Любимцы наших дней, счастливцы в нашем стане

Приучены держать судьбу в своем кармане,

Им вера, им почет — в наследство от отца.

Что ни начнут они — доводят до конца.

Ты скажешь: «А тогда хватай удачу с тыла,

Тебя-то ведь судьба частенько обходила,

Днюй в Лувре и ночуй, забудь и спать и есть,

Угодничай и льсти, чтоб в кабалу залезть.

Где надо, снагличай, ничто не будет втуне,

Бесстыдство в наши дни способствует фортуне».

Ты прав, маркиз, и все ж, господь оборони,

Чтоб в рабство угодить, на это тратить дни,

Опять искать свой путь и новым капитаном

Потрепанный корабль вести к безвестным странам,

Но, чувствуя в душе то мужество, то страх,

Надежду потопить в неведомых морях.

Меж звезд и титулов наш долг, по их закону,

Меняться что ни час под стать хамелеону,

Там человечностью закон похвастать рад,

Но разницу забыв возмездий и наград,

За те же промахи, привычке верен старой,

Одних он милует, других встречает карой.

Богат ли, знатен ли, силен ли, с кем знаком —

Вот что руководит в решениях судом.

Я этим короля не оскорбил нимало:

Король — податель благ, они его зерцало,

По добродетелям, по сердцу, по уму

Он словно сам Господь и следует ему.

Но твой совет, маркиз, придворным нарядиться

С моим характером, ну право, не годится,

Тут знания нужны, притворство, хитрость, ум,

Я часть открыл тебе моих жестоких дум,

Но нрав мой не таков, ведь я меланхоличен,

Не вкрадчив, к болтовне салонной не привычен,

Я добряком слыву, и в этом есть упрек,

Но я не так умен, чтоб злым считаться мог.
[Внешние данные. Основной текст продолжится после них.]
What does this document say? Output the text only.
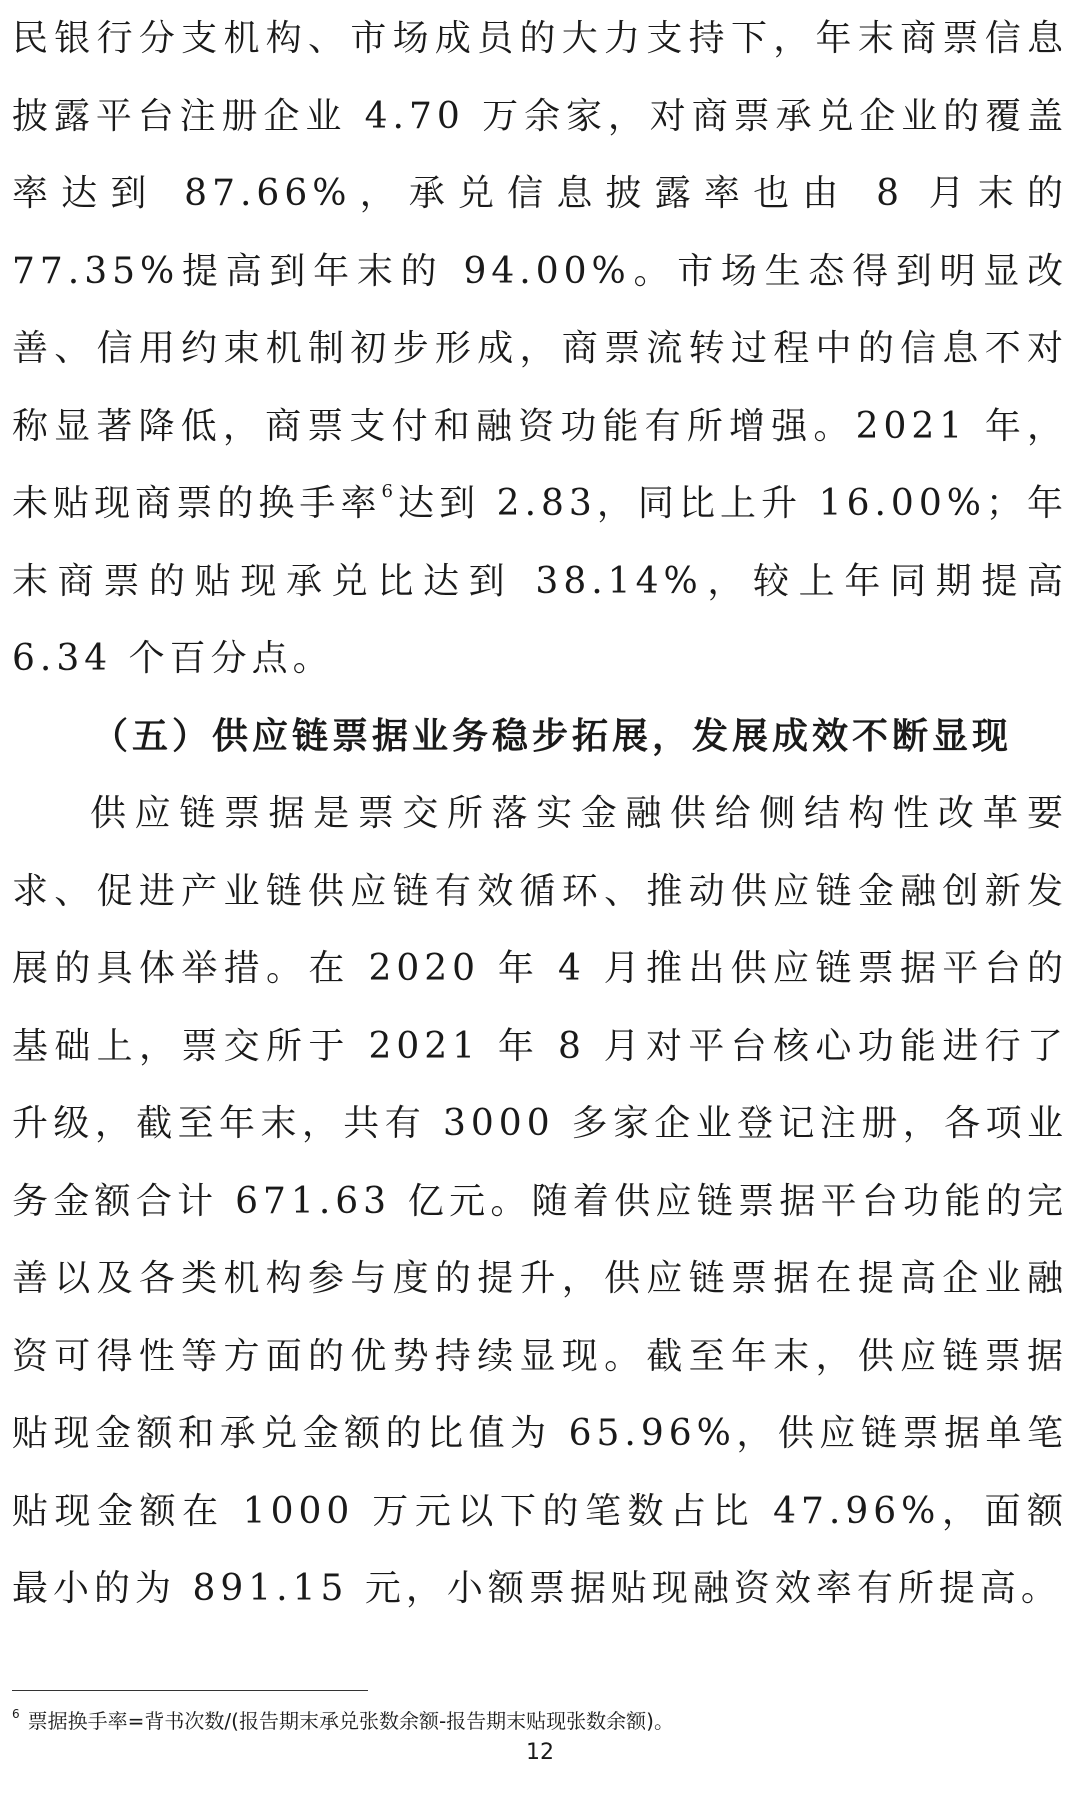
民银行分支机构、市场成员的大力支持下，年末商票信息披露平台注册企业 4.70 万余家，对商票承兑企业的覆盖率达到 87.66%，承兑信息披露率也由 8 月末的 77.35%提高到年末的 94.00%。市场生态得到明显改善、信用约束机制初步形成，商票流转过程中的信息不对称显著降低，商票支付和融资功能有所增强。2021 年，未贴现商票的换手率$^6$达到 2.83，同比上升 16.00%；年末商票的贴现承兑比达到 38.14%，较上年同期提高 6.34 个百分点。

（五）供应链票据业务稳步拓展，发展成效不断显现

供应链票据是票交所落实金融供给侧结构性改革要求、促进产业链供应链有效循环、推动供应链金融创新发展的具体举措。在 2020 年 4 月推出供应链票据平台的基础上，票交所于 2021 年 8 月对平台核心功能进行了升级，截至年末，共有 3000 多家企业登记注册，各项业务金额合计 671.63 亿元。随着供应链票据平台功能的完善以及各类机构参与度的提升，供应链票据在提高企业融资可得性等方面的优势持续显现。截至年末，供应链票据贴现金额和承兑金额的比值为 65.96%，供应链票据单笔贴现金额在 1000 万元以下的笔数占比 47.96%，面额最小的为 891.15 元，小额票据贴现融资效率有所提高。

$^6$ 票据换手率=背书次数/(报告期末承兑张数余额-报告期末贴现张数余额)。
12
Я не умею быть угодливым и льстивым,

Уж видно, слеплен так, что стал вольнолюбивым,

И, как простой мужик, не знаю, где смолчать,

А где поддакивать, чтоб власть не возмущать,

Как с фаворитами играть в лакейской роли,

Их предков восхвалять и бой под Серизолли,[447]

И день, в который тот, кем славен чей-то род,

И титул получил, и землю, и доход.

Нет, не пригоден я к вранью такого рода,

Холуйствовать, юлить не даст моя природа,

Ужель из рабских чувств, себя же обокрав,

Как платье, каждый день менять и вкус и нрав.

Не стану выступать в суде как лжесвидетель,

Не стану выдавать порок за добродетель,

Быть щедрым на словах, сгибаться, как дуга,

Твердить: черт побери! месье, я ваш слуга.

Кричать: о, как я рад! — при виде всякой швали,

Иль на одной ноге стоять, как цапля, в зале,

Иль слушать болтовню, когда спесивый фат

В ослином раже все покрасить серым рад,

Иль попугайничать в одежде разноцветной,

Прельщать салонных дам прической несусветной,

Иль, чертом изгилясь и покидая зал,

Вскричать: «Салют, друзья!» — как и входя сказал.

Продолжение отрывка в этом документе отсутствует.